Five, seven, eight, ten seconds pass.

`Dr: Dart,' says a subdued female voice.

Dr. Dart appears, young, dynamic, handsome, cigarette smoking, nervous, intense, brilliant.

'I find Dr. Rhinehart's performance today rather amusing, and perfectly consistent with the clinical picture I have formed of him through a reading of his work and through discussions with people who have known him. We can't understand the religion of the Die and the peculiar way it is a cop-out unless we can understand the pathology of its creator and of its followers. Basically, as Dr. Rhinehart himself has acknowledged, he is a schizoid. [The image on the screen becomes that of Dr. Rhinehart, benignly looking at the viewer, and remains through the next part of Dr. Dart's analysis.]

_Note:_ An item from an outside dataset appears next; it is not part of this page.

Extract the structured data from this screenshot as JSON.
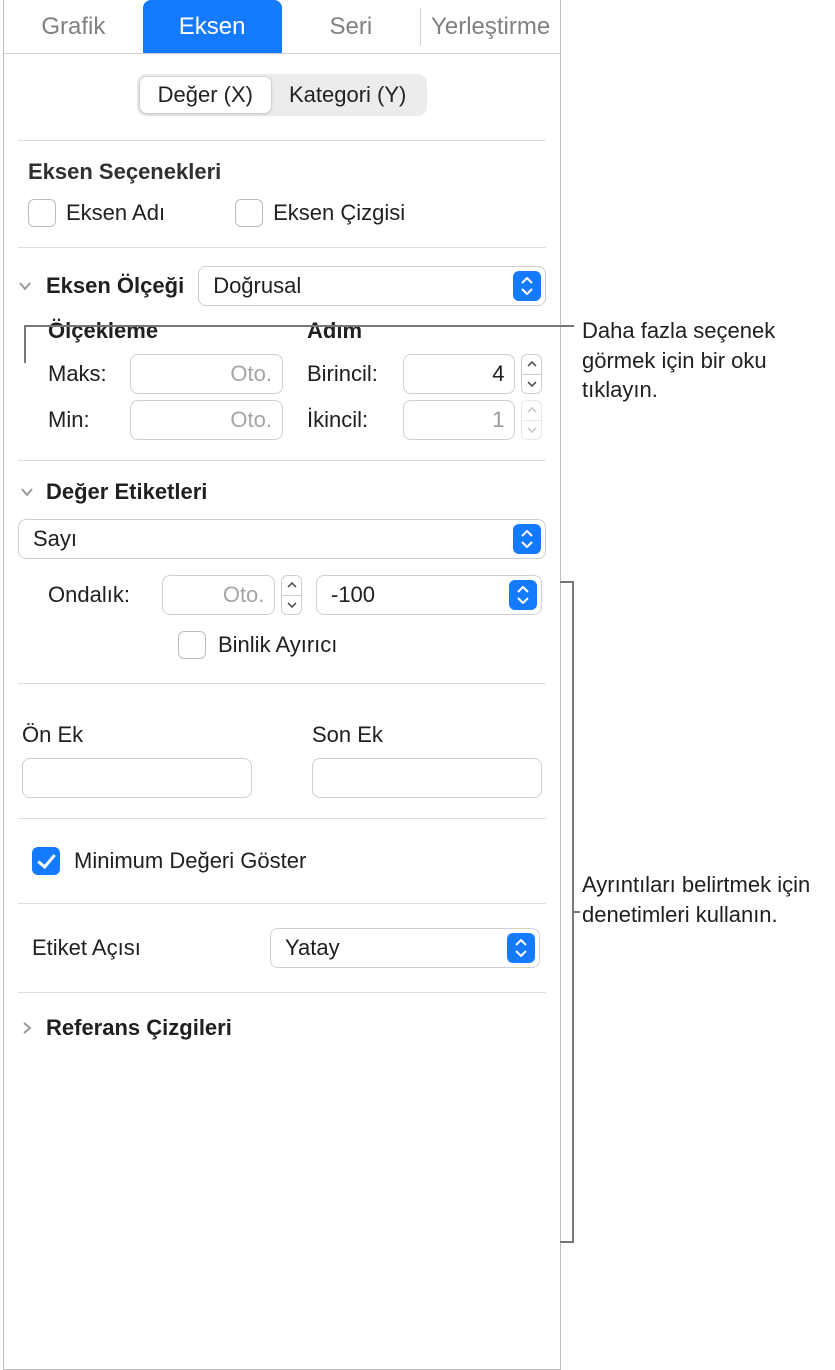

Dr. Rhinehart's alienation and anomie apparently reached such a degree that he lost a single identity and became a multiple personality. The literature is full of case studies of this schizoid type, and he differs from the typical case only in the large number of personalities he is apparently able to adopt. The compulsive nature of this role playing is masked by the use of the dice and by the mumbo-jumbo religion of the Die created around it. The pathological pattern of alienation and anomie is common in our society, and the significant number of people influenced by the religion of the Die manifests the appeal of a verbal structure to mask and support the psychological disintegration which has taken place. [Image of Dr. Dart reappears.] 'The religion of the Die is not so much a cop-out as it is, like all religions, a comforter, a confirmation and, one might say, an elevation of the psychological debilities of the individual who embraces the religion. Passivity before the rigid God of Catholicism or Judaism is one form of cop-out, passivity before the flexible and unpredictable God of chance is another. Both can be understood only in terms of individual and group pathology.'

Dr. Dart turns back to Mrs. Wippleton. Her image appears, serious and sincere.

'What kind of nonsense is that about the rigid God of Judaism?' says Rabbi Fishman's voice from off-screen. 'I'm just reporting commonly accepted psychological theory,' Dart answers.